First, we can examine transitions of hidden regimes by looking at posterior state probabilities ($p(\S | \mathcal{Y}, \Theta)$) over time. `plotState()` in `MCMCpack` pacakge provides a function to draw the posterior state probabilities from changepoint analysis results. Since our input data is an array, we need to change the input data as a vector.

```{r, fig.asp = 0.8, out.width="100%"}
attr(fit, "y") <- 1:K[[3]]
plotState(fit, start=1)
```

Next, we draw regime-specific latent node positions of major powers using `drawPostAnalysis`. Users can choose the number of clusters in each regime by `n.cluster}.
```{r, fig.asp = 0.33, out.width="100%"}
p.list <- drawPostAnalysis(fit, newY, n.cluster=c(4, 4, 3))
multiplot(plotlist = p.list, cols=3)
```

Then, using `drawRegimeRaw()`, we can visualize original network connections for each regime by collapsing network data within each regime.

```{r, fig.asp = 0.33, out.width="100%"}
drawRegimeRaw(fit, newY)
```

The results are highly interesting to scholars of international relations and history. We discuss the results in details in [@Park2020]. One of the most interesting findings is the centrality of Austria-Hungary (AUH) during the first two regimes. Austria-Hungary played a role of broker that connected other major powers between 1816 and 1890. This period roughly overlaps with "the age of  Metternich" (1815-1848) [@Rothenberg1968]. Throughout the first two regimes, the network position of Austria-Hungary remained highly critical in the sense that the removal of Austria-Hungary would have made the major power alliance network almost completely disconnected. In the language of social network analysis, Austria-Hungary filled a "structural hole" in the major power alliance network at the time, playing the role of broker [@Burt2009].

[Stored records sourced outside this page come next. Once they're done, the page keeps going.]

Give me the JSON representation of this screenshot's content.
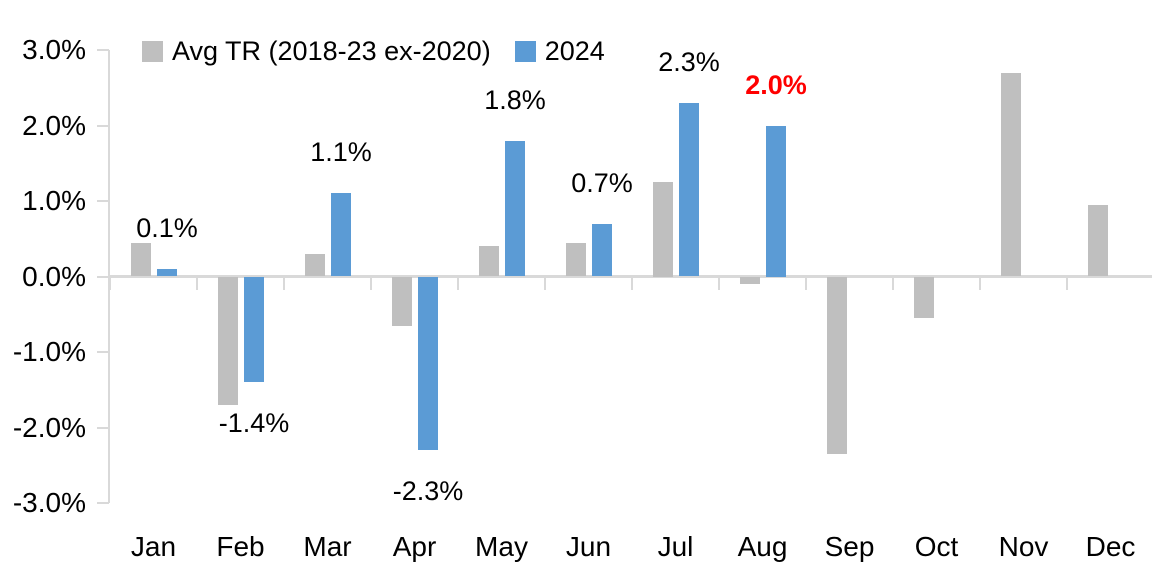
{
  "chart_data": {
    "type": "bar",
    "title": "",
    "xlabel": "",
    "ylabel": "",
    "categories": [
      "Jan",
      "Feb",
      "Mar",
      "Apr",
      "May",
      "Jun",
      "Jul",
      "Aug",
      "Sep",
      "Oct",
      "Nov",
      "Dec"
    ],
    "y_ticks": [
      {
        "label": "3.0%",
        "value": 3
      },
      {
        "label": "2.0%",
        "value": 2
      },
      {
        "label": "1.0%",
        "value": 1
      },
      {
        "label": "0.0%",
        "value": 0
      },
      {
        "label": "-1.0%",
        "value": -1
      },
      {
        "label": "-2.0%",
        "value": -2
      },
      {
        "label": "-3.0%",
        "value": -3
      }
    ],
    "ylim": [
      -3,
      3
    ],
    "grid": "off",
    "legend_position": "top-left",
    "series": [
      {
        "name": "Avg TR (2018-23 ex-2020)",
        "color": "#BFBFBF",
        "values": [
          0.45,
          -1.7,
          0.3,
          -0.65,
          0.4,
          0.45,
          1.25,
          -0.1,
          -2.35,
          -0.55,
          2.7,
          0.95
        ]
      },
      {
        "name": "2024",
        "color": "#5B9BD5",
        "values": [
          0.1,
          -1.4,
          1.1,
          -2.3,
          1.8,
          0.7,
          2.3,
          2.0
        ],
        "data_labels": [
          {
            "text": "0.1%",
            "color": "#000000",
            "bold": false
          },
          {
            "text": "-1.4%",
            "color": "#000000",
            "bold": false
          },
          {
            "text": "1.1%",
            "color": "#000000",
            "bold": false
          },
          {
            "text": "-2.3%",
            "color": "#000000",
            "bold": false
          },
          {
            "text": "1.8%",
            "color": "#000000",
            "bold": false
          },
          {
            "text": "0.7%",
            "color": "#000000",
            "bold": false
          },
          {
            "text": "2.3%",
            "color": "#000000",
            "bold": false
          },
          {
            "text": "2.0%",
            "color": "#FF0000",
            "bold": true
          }
        ]
      }
    ]
  },
  "colors": {
    "background": "#FFFFFF",
    "axis_line": "#D9D9D9",
    "text": "#000000",
    "highlight": "#FF0000",
    "series_avg": "#BFBFBF",
    "series_2024": "#5B9BD5"
  }
}
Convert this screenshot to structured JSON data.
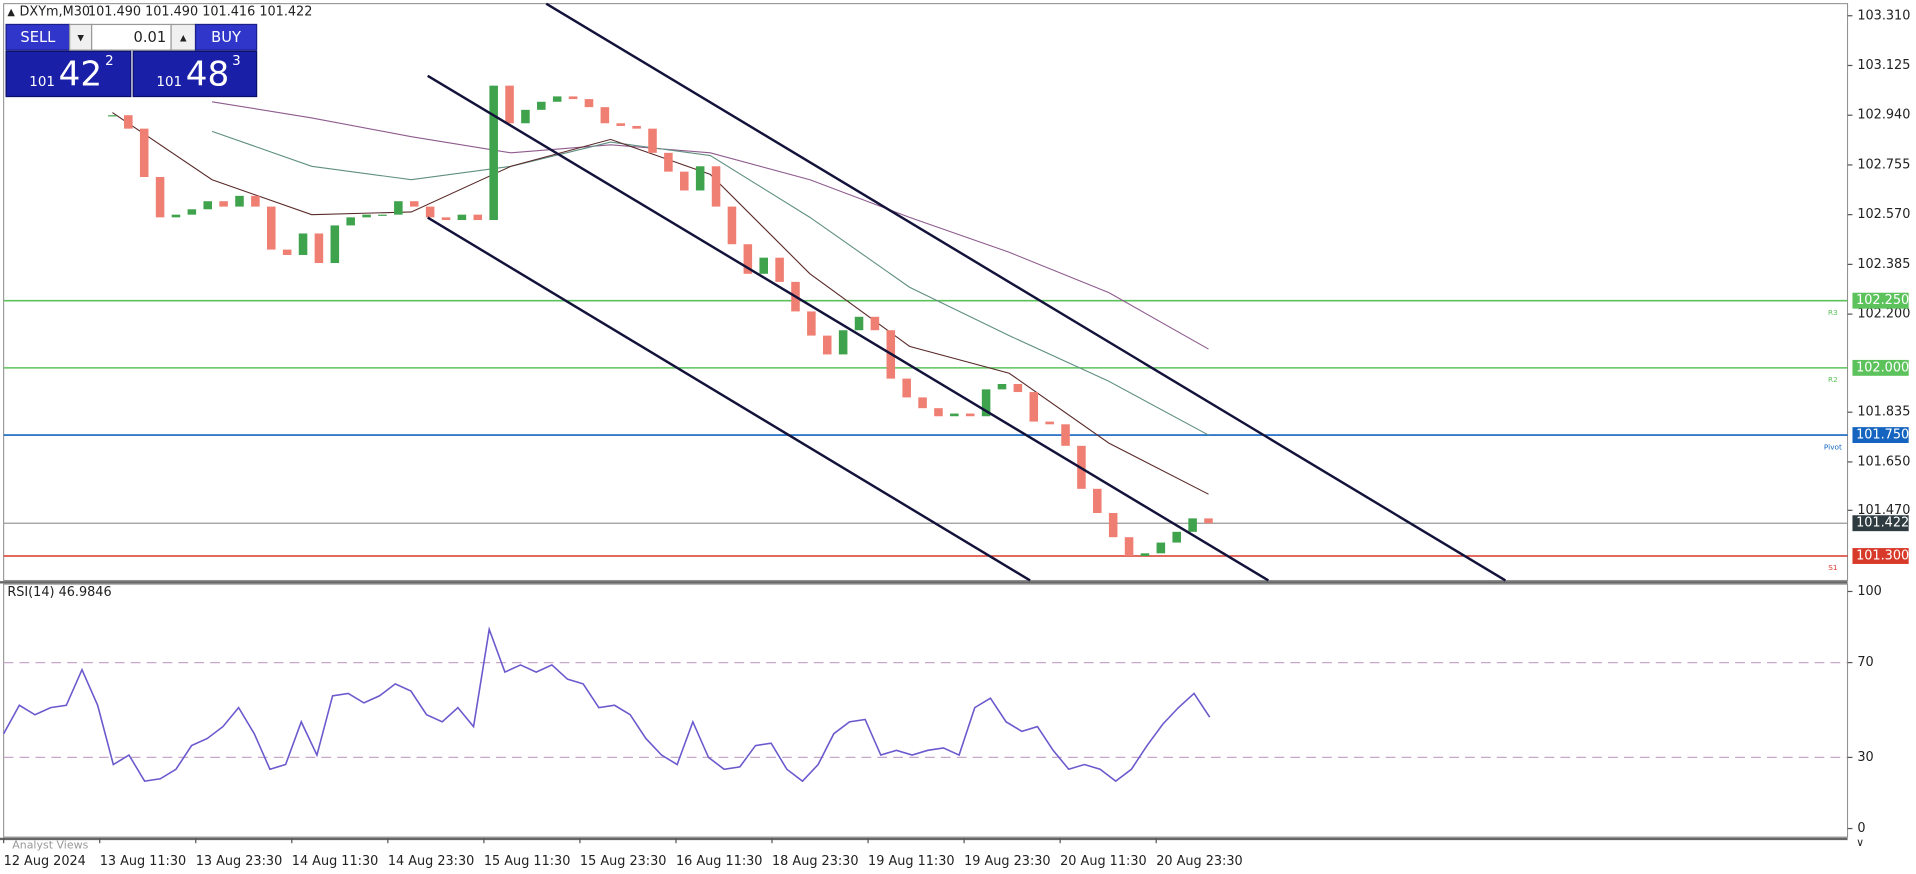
{
  "header": {
    "symbol": "DXYm,M30",
    "ohlc": "101.490 101.490 101.416 101.422"
  },
  "trade_panel": {
    "sell": "SELL",
    "buy": "BUY",
    "lot": "0.01",
    "bid_big": "101",
    "bid_main": "42",
    "bid_sup": "2",
    "ask_big": "101",
    "ask_main": "48",
    "ask_sup": "3"
  },
  "chart_data": [
    {
      "type": "candlestick",
      "values": [
        102.94,
        102.89,
        102.71,
        102.56,
        102.57,
        102.59,
        102.62,
        102.6,
        102.64,
        102.6,
        102.44,
        102.42,
        102.5,
        102.39,
        102.53,
        102.56,
        102.57,
        102.57,
        102.62,
        102.6,
        102.56,
        102.55,
        102.57,
        102.55,
        103.05,
        102.91,
        102.96,
        102.99,
        103.01,
        103.0,
        102.97,
        102.91,
        102.9,
        102.89,
        102.8,
        102.73,
        102.66,
        102.75,
        102.6,
        102.46,
        102.35,
        102.41,
        102.32,
        102.21,
        102.12,
        102.05,
        102.14,
        102.19,
        102.14,
        101.96,
        101.89,
        101.85,
        101.82,
        101.83,
        101.82,
        101.92,
        101.94,
        101.91,
        101.8,
        101.79,
        101.71,
        101.55,
        101.46,
        101.37,
        101.3,
        101.31,
        101.35,
        101.39,
        101.44,
        101.422
      ],
      "up_color": "#3fa34d",
      "down_color": "#ef7f73",
      "lines": [
        {
          "color": "#8e5b8e",
          "values": [
            null,
            102.99,
            102.93,
            102.86,
            102.8,
            102.83,
            102.8,
            102.7,
            102.56,
            102.43,
            102.28,
            102.07
          ]
        },
        {
          "color": "#5f8f80",
          "values": [
            null,
            102.88,
            102.75,
            102.7,
            102.75,
            102.84,
            102.79,
            102.56,
            102.3,
            102.12,
            101.95,
            101.75
          ]
        },
        {
          "color": "#5a2a2a",
          "values": [
            102.95,
            102.7,
            102.57,
            102.58,
            102.75,
            102.85,
            102.72,
            102.35,
            102.08,
            101.98,
            101.72,
            101.53
          ]
        }
      ],
      "ylim": [
        101.209,
        103.355
      ],
      "yticks": [
        {
          "value": 103.31,
          "label": "103.310"
        },
        103.125,
        {
          "value": 102.94,
          "label": "102.940"
        },
        102.755,
        {
          "value": 102.57,
          "label": "102.570"
        },
        102.385,
        {
          "value": 102.2,
          "label": "102.200"
        },
        101.835,
        {
          "value": 101.65,
          "label": "101.650"
        },
        {
          "value": 101.47,
          "label": "101.470"
        }
      ],
      "levels": [
        {
          "value": 102.25,
          "label": "102.250",
          "name": "R3",
          "color": "#5cc25c"
        },
        {
          "value": 102,
          "label": "102.000",
          "name": "R2",
          "color": "#5cc25c"
        },
        {
          "value": 101.75,
          "label": "101.750",
          "name": "Pivot",
          "color": "#1565c0"
        },
        {
          "value": 101.3,
          "label": "101.300",
          "name": "S1",
          "color": "#d83a2a"
        }
      ],
      "current": 101.422,
      "x_labels": [
        "12 Aug 2024",
        "13 Aug 11:30",
        "13 Aug 23:30",
        "14 Aug 11:30",
        "14 Aug 23:30",
        "15 Aug 11:30",
        "15 Aug 23:30",
        "16 Aug 11:30",
        "18 Aug 23:30",
        "19 Aug 11:30",
        "19 Aug 23:30",
        "20 Aug 11:30",
        "20 Aug 23:30"
      ]
    },
    {
      "type": "line",
      "title": "RSI(14) 46.9846",
      "color": "#6a5acd",
      "values": [
        40,
        52,
        48,
        51,
        52,
        67,
        52,
        27,
        31,
        20,
        21,
        25,
        35,
        38,
        43,
        51,
        40,
        25,
        27,
        45,
        31,
        56,
        57,
        53,
        56,
        61,
        58,
        48,
        45,
        51,
        43,
        84,
        66,
        69,
        66,
        69,
        63,
        61,
        51,
        52,
        48,
        38,
        31,
        27,
        45,
        30,
        25,
        26,
        35,
        36,
        25,
        20,
        27,
        40,
        45,
        46,
        31,
        33,
        31,
        33,
        34,
        31,
        51,
        55,
        45,
        41,
        43,
        33,
        25,
        27,
        25,
        20,
        25,
        35,
        44,
        51,
        57,
        46.98
      ],
      "ylim": [
        0,
        100
      ],
      "yticks": [
        0,
        30,
        70,
        100
      ],
      "levels": [
        30,
        70
      ]
    }
  ],
  "footer": {
    "tab": "Analyst Views"
  }
}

Identifying hidden regimes of the military alliance network makes it clear the central role of Austria-Hungary during the first two regimes in the military alliance network among major powers.

We believe that `NetworkChange` will increase the capacity for longitudinal analysis of network data in various fields, not limited to social sciences.